5. An image recognition apparatus, comprising:

a second determination module, configured to determine a relative coordinate tensor based on the set of relative coordinates, the number of skeletal joint points, and the number of frames of images in the human body skeleton image sequence;

a fourth determining module, configured to determine a temporal difference tensor based on the plurality of inter-frame difference value sets, the number of the skeleton joint points, and the number of frames of images in the human skeleton image sequence;

and the action recognition module is used for carrying out action recognition on the input tensor based on the trained action recognition model to obtain an action category corresponding to the human body skeleton image sequence.

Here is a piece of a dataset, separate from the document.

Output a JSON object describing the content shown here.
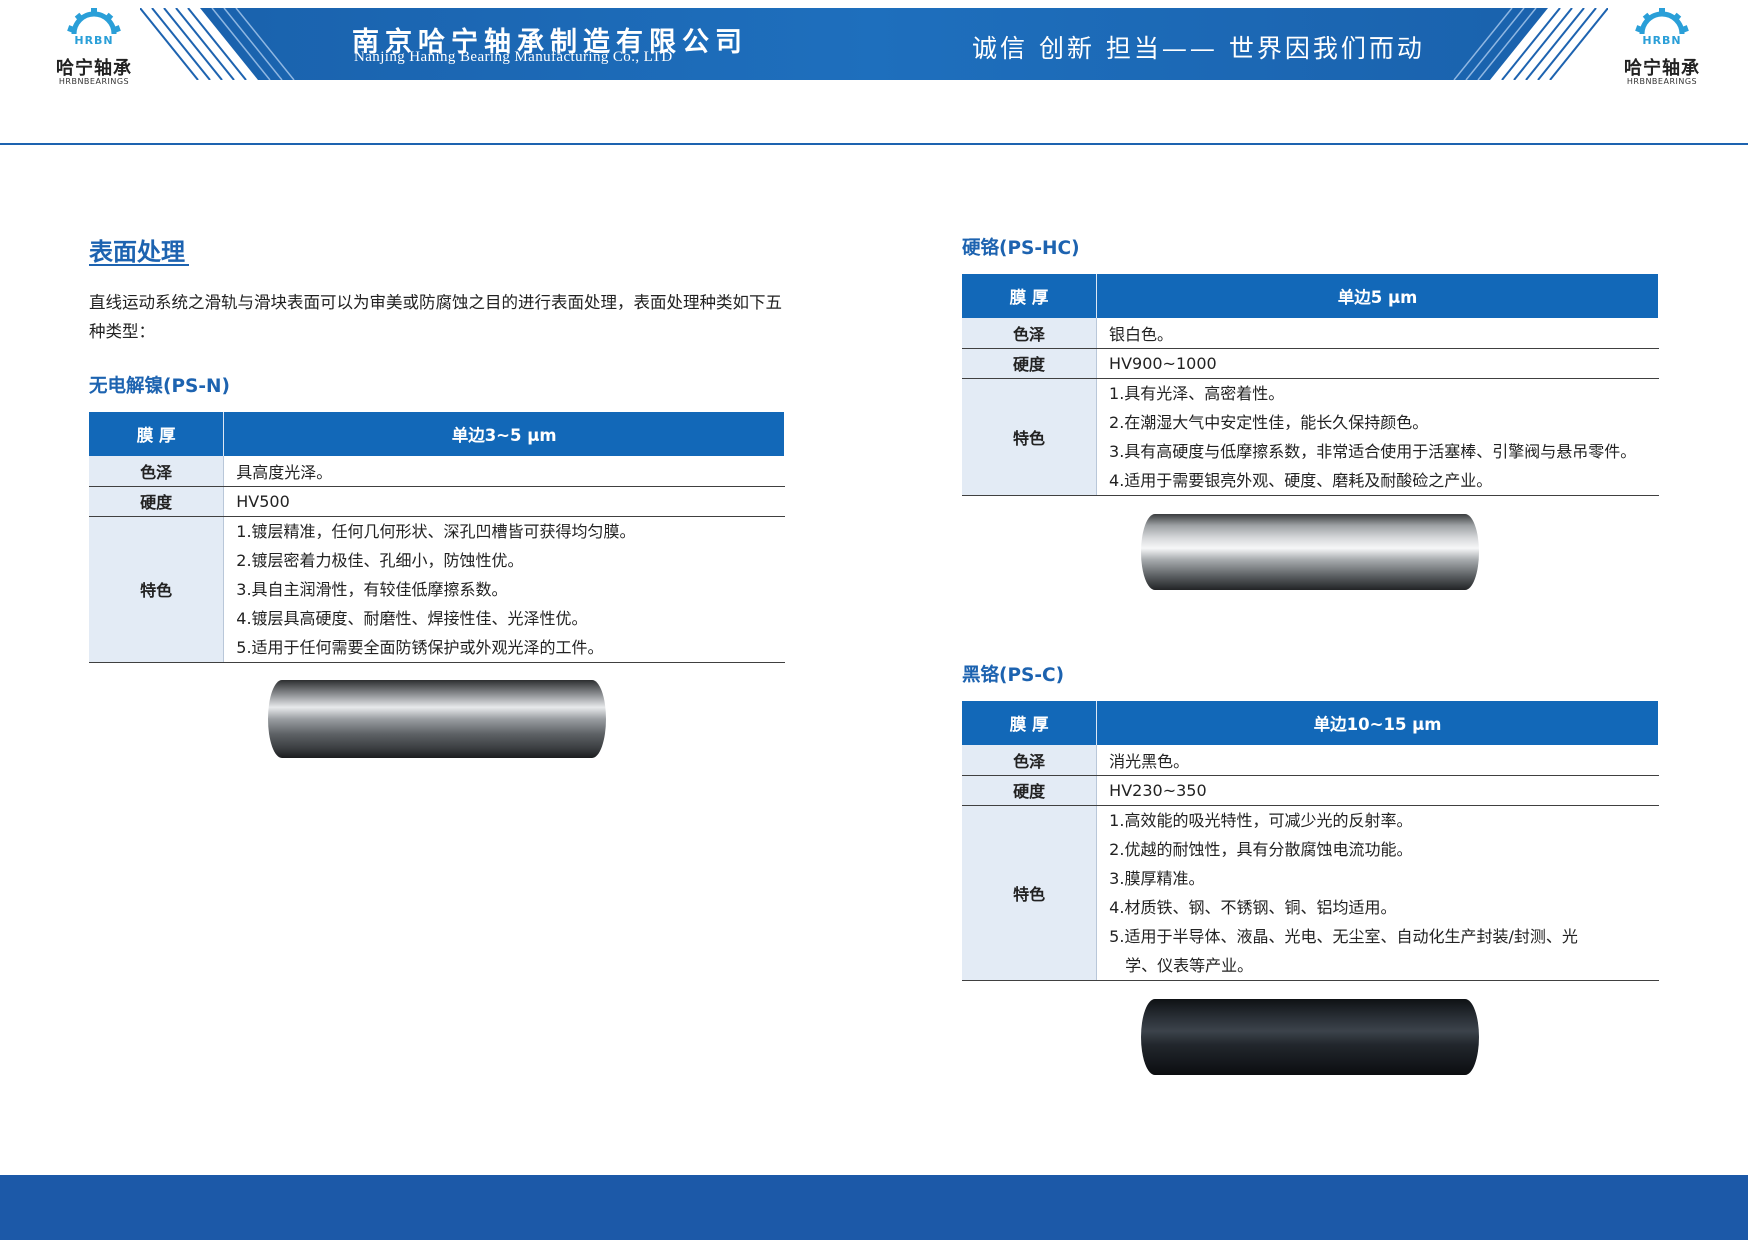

6. The apparatus of claim 5,

the first determining module is further configured to determine a coordinate information set of a skeleton joint point set of each frame of human skeleton image in the human skeleton image sequence; determining a root node from the skeleton joint point set; and determining the relative coordinates of each skeleton joint point in the skeleton joint point set in each frame of human body skeleton image based on the root node in the skeleton joint point set to obtain the relative coordinate set.

7. The apparatus of claim 5, wherein the motion recognition model comprises:

8. The apparatus of claim 7,

the action recognition module is also used for acquiring a trained adjacency matrix; performing pseudo-graph convolution operation based on the product of the input tensor and the adjacent matrix, and outputting a spatial feature tensor; performing space-time attention extraction operation based on the spatial feature tensor, and outputting a space-time calibration feature tensor; the spatiotemporal alignment feature tensor comprises a plurality of differently weighted feature planes; performing time convolution operation on the space-time calibration characteristic tensor to obtain an output tensor; wherein the trained adjacency matrices corresponding to each of the 10 convolutional layers are different from each other.

9. An electronic device, characterized in that the device comprises a processor and a memory in which at least one instruction, at least one program, set of codes or set of instructions is stored, which is loaded and executed by the processor to implement the image recognition method according to any one of claims 1 to 4.

10. A computer readable storage medium having stored therein at least one instruction, at least one program, a set of codes, or a set of instructions, which is loaded and executed by a processor to implement the image recognition method according to any one of claims 1 to 4.